Pek çok ciddi hastalığın önlenmesinde etkili olduğu yapılan çalışmalarda ortaya konmuş olan yoğurt üzerinde özellikle 1957 yılında Japonya’da yapılan çalışma neticesinde ortaya konan sonuçlar ile dikkatleri çekmektedir. Japon bili adamı Prof. Hsukehihen Huguşi’nin yaptığı çalışma sonrası ortaya çıkan raporda radyoaktivitelerin ortaya çıkardığı hastalıkların tedavisinde yoğurdun son derece etkili bir ilaç olduğuna yer verilmiştir. Çalışmalar hem insanlar üzerinde hem de fareler üzerinde yapılmış ve nihai sonuca ulaştırılmıştır. Bir sene boyunca atom ışınlarına maruz kalan bir kişi, aynı süreçte yoğurt temelli yiyeceklerle beslendiğinde radyoaktivite hastalıkları belirtilerinin ortadan yok olduğu gözlemlenmiştir.

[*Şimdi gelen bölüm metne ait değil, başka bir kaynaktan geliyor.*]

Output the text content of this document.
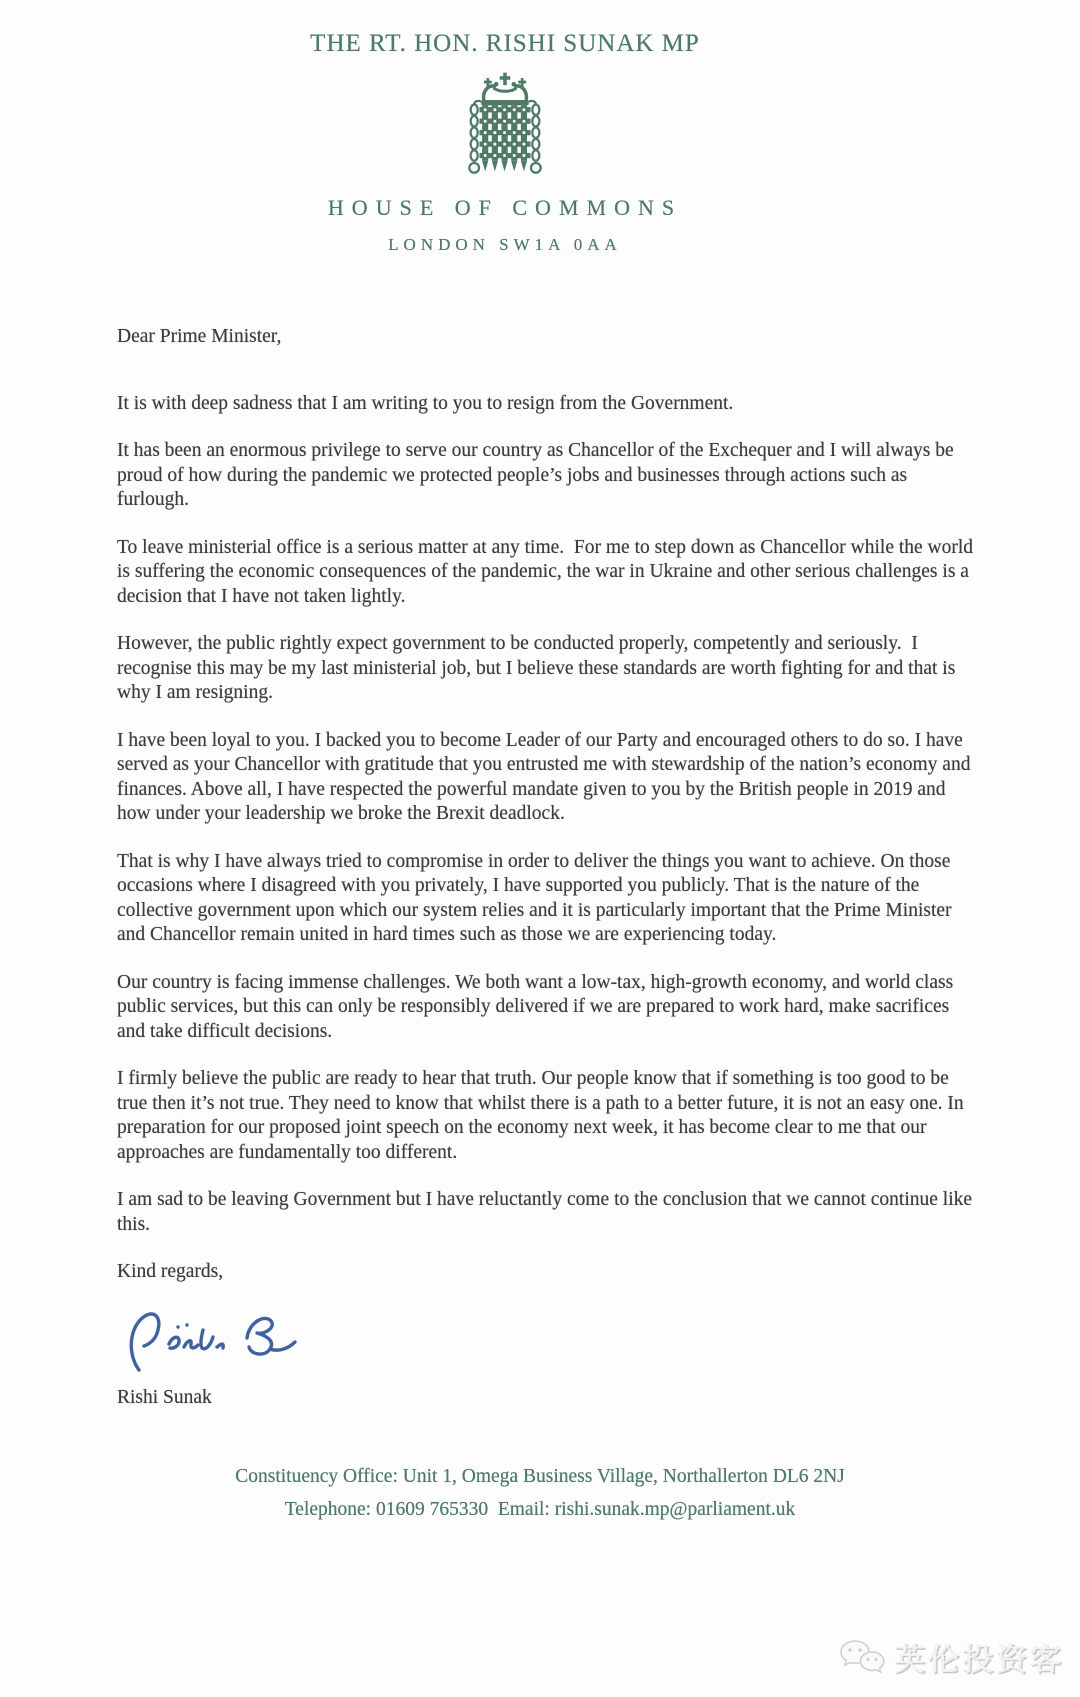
THE RT. HON. RISHI SUNAK MP
HOUSE OF COMMONS
LONDON SW1A 0AA

Dear Prime Minister,

It is with deep sadness that I am writing to you to resign from the Government.

It has been an enormous privilege to serve our country as Chancellor of the Exchequer and I will always be proud of how during the pandemic we protected people’s jobs and businesses through actions such as furlough.

To leave ministerial office is a serious matter at any time.  For me to step down as Chancellor while the world is suffering the economic consequences of the pandemic, the war in Ukraine and other serious challenges is a decision that I have not taken lightly.

However, the public rightly expect government to be conducted properly, competently and seriously.  I recognise this may be my last ministerial job, but I believe these standards are worth fighting for and that is why I am resigning.

I have been loyal to you. I backed you to become Leader of our Party and encouraged others to do so. I have served as your Chancellor with gratitude that you entrusted me with stewardship of the nation’s economy and finances. Above all, I have respected the powerful mandate given to you by the British people in 2019 and how under your leadership we broke the Brexit deadlock.

That is why I have always tried to compromise in order to deliver the things you want to achieve. On those occasions where I disagreed with you privately, I have supported you publicly. That is the nature of the collective government upon which our system relies and it is particularly important that the Prime Minister and Chancellor remain united in hard times such as those we are experiencing today.

Our country is facing immense challenges. We both want a low-tax, high-growth economy, and world class public services, but this can only be responsibly delivered if we are prepared to work hard, make sacrifices and take difficult decisions.

I firmly believe the public are ready to hear that truth. Our people know that if something is too good to be true then it’s not true. They need to know that whilst there is a path to a better future, it is not an easy one. In preparation for our proposed joint speech on the economy next week, it has become clear to me that our approaches are fundamentally too different.

I am sad to be leaving Government but I have reluctantly come to the conclusion that we cannot continue like this.

Kind regards,

Rishi Sunak
Constituency Office: Unit 1, Omega Business Village, Northallerton DL6 2NJ
Telephone: 01609 765330  Email: rishi.sunak.mp@parliament.uk
英伦投资客
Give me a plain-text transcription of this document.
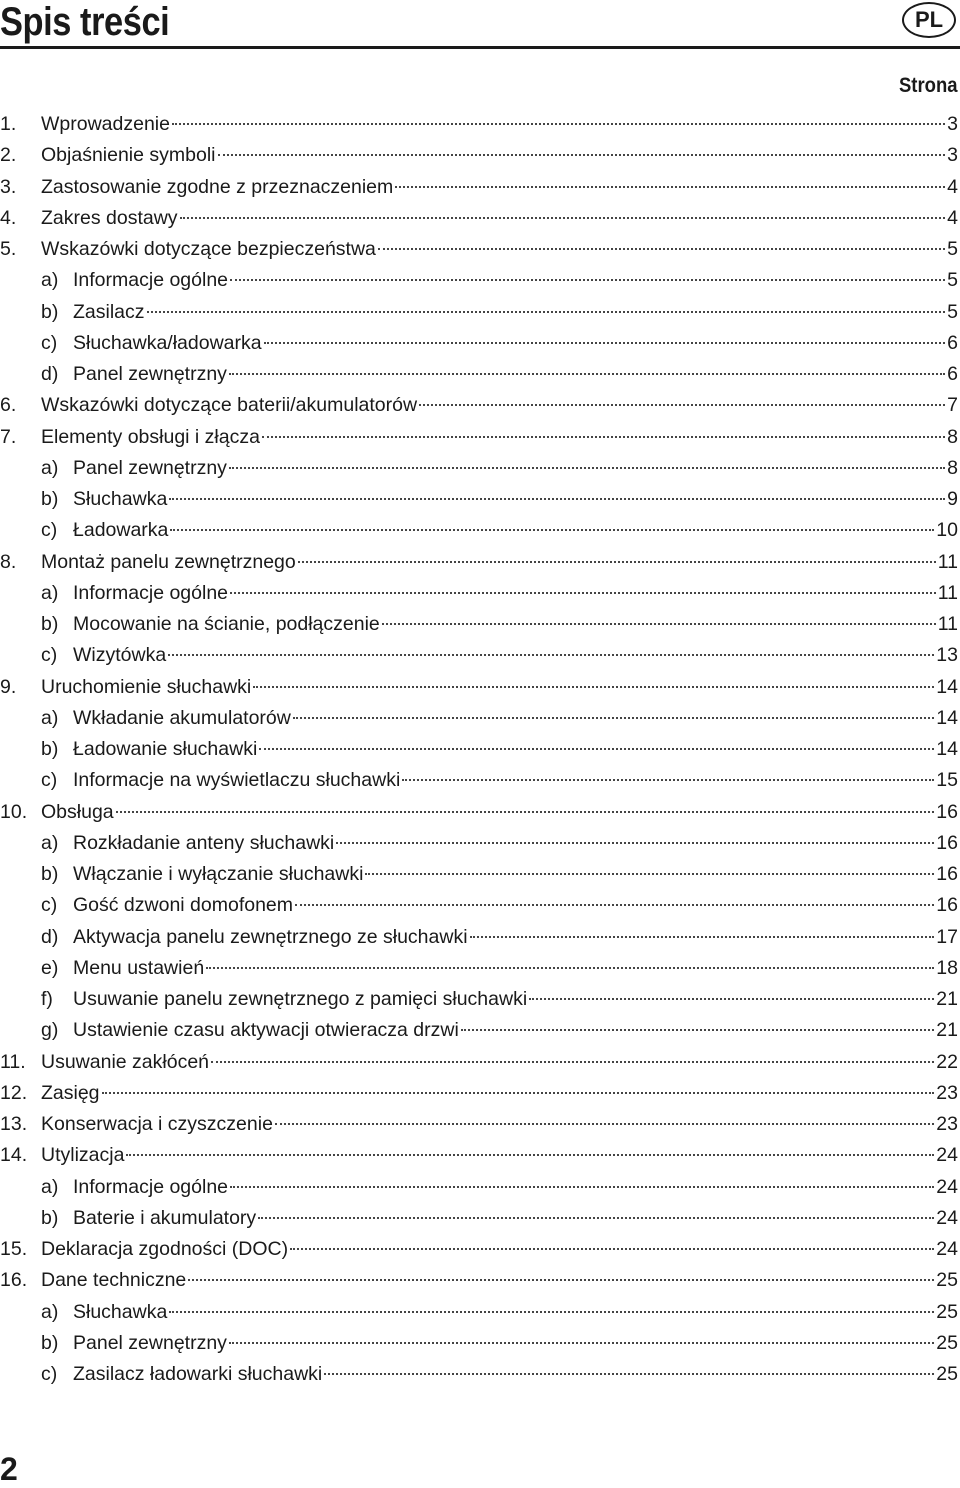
Spis treści	PL
Strona
1. Wprowadzenie	3
2. Objaśnienie symboli	3
3. Zastosowanie zgodne z przeznaczeniem	4
4. Zakres dostawy	4
5. Wskazówki dotyczące bezpieczeństwa	5
a) Informacje ogólne	5
b) Zasilacz	5
c) Słuchawka/ładowarka	6
d) Panel zewnętrzny	6
6. Wskazówki dotyczące baterii/akumulatorów	7
7. Elementy obsługi i złącza	8
a) Panel zewnętrzny	8
b) Słuchawka	9
c) Ładowarka	10
8. Montaż panelu zewnętrznego	11
a) Informacje ogólne	11
b) Mocowanie na ścianie, podłączenie	11
c) Wizytówka	13
9. Uruchomienie słuchawki	14
a) Wkładanie akumulatorów	14
b) Ładowanie słuchawki	14
c) Informacje na wyświetlaczu słuchawki	15
10. Obsługa	16
a) Rozkładanie anteny słuchawki	16
b) Włączanie i wyłączanie słuchawki	16
c) Gość dzwoni domofonem	16
d) Aktywacja panelu zewnętrznego ze słuchawki	17
e) Menu ustawień	18
f)	Usuwanie panelu zewnętrznego z pamięci słuchawki	21
g) Ustawienie czasu aktywacji otwieracza drzwi	21
11. Usuwanie zakłóceń	22
12. Zasięg	23
13. Konserwacja i czyszczenie	23
14. Utylizacja	24
a) Informacje ogólne	24
b) Baterie i akumulatory	24
15. Deklaracja zgodności (DOC)	24
16. Dane techniczne	25
a) Słuchawka	25
b) Panel zewnętrzny	25
c) Zasilacz ładowarki słuchawki	25
2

100 gramlık bir yoğurtta 4,5 gram protein yer almaktadır. Düşük proteinli gıdalara göre yoğurt özellikle kas gelişimini destekleyen içeriği ile daha yoğun protein desteği sağlar. Zengin kalsiyum sebebi ile çocuklara sık sık yedirilmesi tavsiye edilmektedir. Çünkü kalsiyum kemiklerin dolayısıyla dişlerin güçlenmesini sağlamaktadır. Tüketilecek olan 100 gramlık yoğurt, vücudun ihtiyaç duyduğu kalsiyum oranının %15’ini temin etmektedir. Yoğurttan alınacak olan kalsiyum yağ yakımını da hızlandıran bir etkiye sahiptir. Kötü kolesterol, kalp-damar hastalıkları gibi ciddi rahatsızlıklara karşı güçlü bir kalkan görevi görür. Ayrıca meme kadınlarda meme kanseri gibi ciddi sağlık sorunu risklerini de azalttığı tespit edilmiştir.